SOUPS AND STEWS
• Because there is little evaporation, soups and stews require less liquid
• If too thick, add additional liquid in last ½ hour of cooking or at serving time.
• Condensed soups and dry soup mixes add great flavor and body to sauces
• Fresh herbs should be added at the end of the cooking cycle. If cooked too
long they lose their color and flavor.
• Dried herbs work well in the slow cooker and can be added at the
beginning.

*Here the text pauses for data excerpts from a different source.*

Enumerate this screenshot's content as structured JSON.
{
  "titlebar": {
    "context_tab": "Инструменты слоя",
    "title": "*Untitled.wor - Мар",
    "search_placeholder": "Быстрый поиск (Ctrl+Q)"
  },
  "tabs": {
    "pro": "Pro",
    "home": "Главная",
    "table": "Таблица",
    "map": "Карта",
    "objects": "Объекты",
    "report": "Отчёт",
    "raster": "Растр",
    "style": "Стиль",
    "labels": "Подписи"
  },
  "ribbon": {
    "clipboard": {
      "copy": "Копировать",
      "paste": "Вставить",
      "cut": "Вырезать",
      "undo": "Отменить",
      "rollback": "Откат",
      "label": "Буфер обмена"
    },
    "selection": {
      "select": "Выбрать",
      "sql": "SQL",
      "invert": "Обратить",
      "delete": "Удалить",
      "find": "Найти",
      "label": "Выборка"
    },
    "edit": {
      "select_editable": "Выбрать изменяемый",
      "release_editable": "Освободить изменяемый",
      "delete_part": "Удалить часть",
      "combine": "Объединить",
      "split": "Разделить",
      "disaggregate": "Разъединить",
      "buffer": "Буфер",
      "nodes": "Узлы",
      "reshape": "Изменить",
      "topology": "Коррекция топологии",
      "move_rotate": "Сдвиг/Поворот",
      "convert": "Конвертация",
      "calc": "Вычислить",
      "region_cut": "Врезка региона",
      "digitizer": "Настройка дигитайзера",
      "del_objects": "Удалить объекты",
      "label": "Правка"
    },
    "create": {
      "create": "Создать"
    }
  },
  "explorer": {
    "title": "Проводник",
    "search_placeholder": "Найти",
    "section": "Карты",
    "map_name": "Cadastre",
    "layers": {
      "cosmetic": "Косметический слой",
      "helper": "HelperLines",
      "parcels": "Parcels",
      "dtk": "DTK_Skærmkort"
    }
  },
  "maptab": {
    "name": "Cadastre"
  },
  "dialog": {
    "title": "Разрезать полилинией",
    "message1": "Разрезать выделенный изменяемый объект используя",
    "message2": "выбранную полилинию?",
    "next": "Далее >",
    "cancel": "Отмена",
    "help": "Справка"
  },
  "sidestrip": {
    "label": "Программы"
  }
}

They can become stronger on longer cooking; begin with less
and add at end, if needed.
• Some spices and dried herbs, such as cinnamon sticks, bay leaves and whole
peppercorns can become quite intense with long cooking, so use sparingly.
• If using bay leaves, remember to remove before serving.
• The higher the fat content, the less liquid is needed. Also, place thickly sliced
onions under fattier meat to keep the meat above the drippings.
• Browning before cooking on the slow cooker settings is not necessary.
However, lightly coating meat with flour and browning it, gives more body
and flavor to sauces. This works for ground meat as well.
• Make sure the top of the meat does not touch the lid.
• Cooking times will vary depending upon the size and cut of the meat. Meat
with bone-in will take longer to cook. Lean meats and poultry will cook faster.
• Meats slow cooked in liquids develop great flavor with a minimum of effort.
• Use High for more tender cuts of meat; use Low for tougher cuts.
• Always thoroughly thaw meats before slow cooking them.
• Place vegetables such as carrots, potatoes, turnips, and beets at the very
bottom of the cooking pot and always cover them with liquids. They usually
take longer to cook than most meat.
• Vegetables cook well; they develop better flavor and don't break down as
they would in an oven.
• Canned beans are the perfect substitute for dried beans.
• Fish cooks quickly; add it for the last 15 minutes.